Lo ha provato duramente sulla sua pelle il virus, l’ingegnere Claudio Petreni: è stato il paziente uno della Valdelsa, ha rischiato l’intubazione e tutt’ora, nonostante la guarigione, racconta di avere problemi ai polmoni ed al cuore. Sua madre, anche lei contagiata dall’infezione, è ancora debole e ferma nel suo letto.

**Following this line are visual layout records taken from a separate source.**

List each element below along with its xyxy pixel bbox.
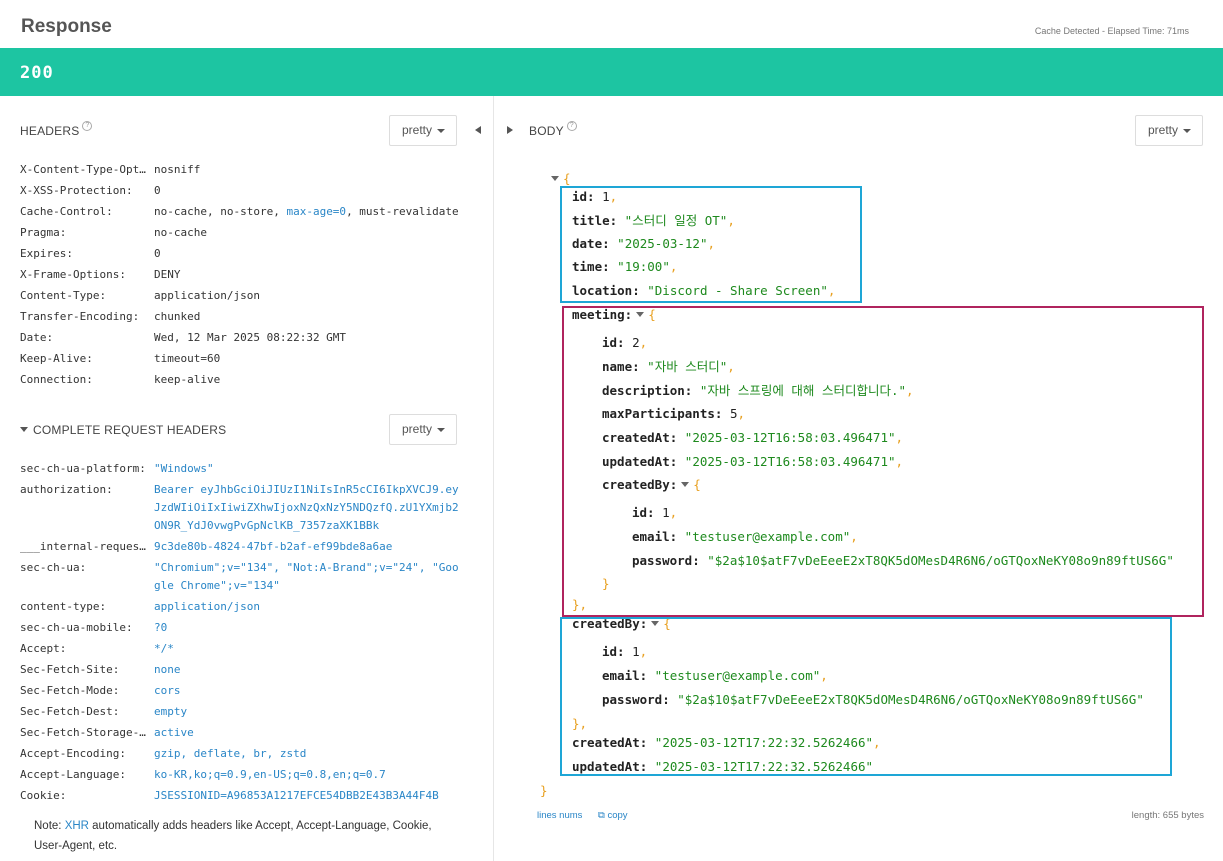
- highlight-box-meeting: [562, 306, 1204, 617]
- header-value: DENY: [154, 268, 181, 281]
- response-title: Response: [21, 16, 112, 37]
- request-header-key: Accept:: [20, 642, 67, 655]
- body-format-label: pretty: [1148, 123, 1179, 137]
- header-value: chunked: [154, 310, 201, 323]
- request-header-value: */*: [154, 642, 174, 655]
- request-header-key: content-type:: [20, 600, 107, 613]
- header-key: Connection:: [20, 373, 93, 386]
- json-punct: }: [540, 783, 548, 798]
- xhr-note: Note: XHR automatically adds headers lik…: [34, 816, 454, 856]
- collapse-toggle-icon[interactable]: [551, 176, 559, 181]
- request-header-key: Sec-Fetch-Dest:: [20, 705, 120, 718]
- header-key: X-Frame-Options:: [20, 268, 126, 281]
- request-header-value: "Windows": [154, 462, 214, 475]
- request-header-key: authorization:: [20, 483, 113, 496]
- status-code: 200: [20, 63, 54, 83]
- header-key: X-XSS-Protection:: [20, 184, 133, 197]
- header-value: 0: [154, 247, 161, 260]
- note-suffix: automatically adds headers like Accept, …: [34, 820, 432, 852]
- request-format-label: pretty: [402, 422, 433, 436]
- header-key: Expires:: [20, 247, 73, 260]
- line-nums-link[interactable]: lines nums: [537, 810, 582, 821]
- help-icon[interactable]: ?: [82, 121, 93, 131]
- request-header-key: Accept-Encoding:: [20, 747, 126, 760]
- header-value: application/json: [154, 289, 260, 302]
- headers-heading: HEADERS?: [20, 121, 93, 138]
- request-header-value: active: [154, 726, 194, 739]
- request-header-value: application/json: [154, 600, 260, 613]
- request-header-value: empty: [154, 705, 188, 718]
- request-header-value: none: [154, 663, 181, 676]
- request-format-select[interactable]: pretty: [389, 414, 457, 445]
- header-value: nosniff: [154, 163, 201, 176]
- header-key: Content-Type:: [20, 289, 107, 302]
- request-header-key: ___internal-reques…: [20, 540, 146, 553]
- collapse-right-icon[interactable]: [507, 126, 513, 134]
- request-header-key: Cookie:: [20, 789, 67, 802]
- header-key: Transfer-Encoding:: [20, 310, 140, 323]
- request-header-value: gzip, deflate, br, zstd: [154, 747, 307, 760]
- header-key: Date:: [20, 331, 54, 344]
- json-punct: {: [563, 171, 571, 186]
- note-prefix: Note:: [34, 820, 65, 832]
- headers-label: HEADERS: [20, 124, 80, 138]
- copy-icon: ⧉: [598, 810, 605, 821]
- highlight-box-createdby: [560, 617, 1172, 776]
- header-key: Cache-Control:: [20, 205, 113, 218]
- request-headers-label: COMPLETE REQUEST HEADERS: [33, 423, 227, 437]
- request-headers-toggle[interactable]: COMPLETE REQUEST HEADERS: [20, 423, 226, 437]
- copy-label: copy: [607, 810, 628, 821]
- header-value: no-cache, no-store, max-age=0, must-reva…: [154, 205, 459, 218]
- header-key: Keep-Alive:: [20, 352, 93, 365]
- request-header-value: JSESSIONID=A96853A1217EFCE54DBB2E43B3A44…: [154, 789, 439, 802]
- headers-format-label: pretty: [402, 123, 433, 137]
- chevron-down-icon: [437, 427, 446, 432]
- expand-icon: [20, 427, 28, 433]
- request-header-value: ko-KR,ko;q=0.9,en-US;q=0.8,en;q=0.7: [154, 768, 386, 781]
- chevron-down-icon: [437, 128, 446, 133]
- request-header-key: Sec-Fetch-Site:: [20, 663, 120, 676]
- response-header: Response Cache Detected - Elapsed Time: …: [0, 0, 1223, 48]
- request-header-key: Accept-Language:: [20, 768, 126, 781]
- json-line: }: [540, 782, 548, 800]
- status-bar: 200: [0, 48, 1223, 96]
- request-header-key: sec-ch-ua-platform:: [20, 462, 146, 475]
- body-panel: BODY? pretty {id: 1, title: "스터디 일정 OT", d…: [495, 96, 1223, 861]
- request-header-key: Sec-Fetch-Mode:: [20, 684, 120, 697]
- body-length: length: 655 bytes: [1131, 810, 1204, 821]
- header-value: no-cache: [154, 226, 207, 239]
- request-header-key: Sec-Fetch-Storage-…: [20, 726, 146, 739]
- header-value: timeout=60: [154, 352, 221, 365]
- request-header-key: sec-ch-ua:: [20, 561, 87, 574]
- header-value: 0: [154, 184, 161, 197]
- xhr-link[interactable]: XHR: [65, 820, 89, 832]
- header-value: Wed, 12 Mar 2025 08:22:32 GMT: [154, 331, 347, 344]
- help-icon[interactable]: ?: [566, 121, 577, 131]
- headers-format-select[interactable]: pretty: [389, 115, 457, 146]
- copy-link[interactable]: ⧉ copy: [598, 810, 628, 821]
- request-header-key: sec-ch-ua-mobile:: [20, 621, 133, 634]
- header-key: X-Content-Type-Opt…: [20, 163, 146, 176]
- headers-panel: HEADERS? pretty X-Content-Type-Opt… nosni…: [0, 96, 494, 861]
- request-header-value: 9c3de80b-4824-47bf-b2af-ef99bde8a6ae: [154, 540, 393, 553]
- header-key: Pragma:: [20, 226, 67, 239]
- body-heading: BODY?: [529, 121, 577, 138]
- body-label: BODY: [529, 124, 564, 138]
- highlight-box-top: [560, 186, 862, 303]
- elapsed-time: Cache Detected - Elapsed Time: 71ms: [1034, 26, 1189, 36]
- request-header-value: "Chromium";v="134", "Not:A-Brand";v="24"…: [154, 561, 459, 592]
- request-header-value: cors: [154, 684, 181, 697]
- request-header-value: ?0: [154, 621, 168, 634]
- collapse-left-icon[interactable]: [475, 126, 481, 134]
- header-value: keep-alive: [154, 373, 221, 386]
- body-format-select[interactable]: pretty: [1135, 115, 1203, 146]
- request-header-value: Bearer eyJhbGciOiJIUzI1NiIsInR5cCI6IkpXV…: [154, 483, 459, 532]
- chevron-down-icon: [1183, 128, 1192, 133]
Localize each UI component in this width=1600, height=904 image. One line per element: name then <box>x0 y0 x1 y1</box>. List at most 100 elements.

Il colpo più duro però è stato quando il virus gli ha portato via suo padre senza che lui potesse nemmeno dargli un ultimo saluto.”Avevo mantenuto tutte le misure di precauzione e mi ero allontanato da tutti . ci dice-, lui non lo avevo più visto da un mese”.
Nonostante il grande dolore per il lutto familiare Claudio ha trovato un motivo in più per combattere per tutti noi ed ha iniziato uno studio che, se fosse confermato, potrebbe costituire un tassello importantissimo nella lotta alla pandemia.”Ho notato che all’interno della mia famiglia le persone più sensibili all’influenza hanno accusato una forma di Covid più aggressiva mentre chi l’influenza virale non l’ha mai avuta – spiega-, o l’ha avuta con forme meno gravi, è stato colpito in modo lieve dal Sars-Cov2. Parlando con un po’ di persone ho visto che questa era una cosa che si ripeteva”.
Come ha spiegato stamattina nell’intervista con Siena News, con dei precisi parametri di ricerca e utilizzando un campione di una 50ina di persone, Petreni ha osservato che chi annualmente aveva influenze virali, con febbre sui 39-40 gradi, ha un capacità 22 volte superiore di sviluppare un’infezione di coronavirus aggressiva rispetto a chi non si ammala o si ammala sporadicamente – e con temperature inferiori- per colpa del virus a Rna.
L’analisi ” potrebbe segmentare la popolazione in due gruppi, permettendo di andare a lavorare chi ha solamente una forma di raffreddore e isolando invece chi è più a rischio “, continua lo stesso Petreni che poi si appella alla comunità scientifica, “l’unica che potrebbe dare una risposta esatta ed una base alle mie teorie”. A commentare lo studio è stato Emanuele Montomoli, epidemiologo e Ceo di Vismederi: “Il limite è il numero di persone che andrebbe ampliato – dice-. La ricerca è comunque ben sviluppata, adesso servono più cittadini che rilascino informazioni, l’Asl Sud Est ci deve aiutare”.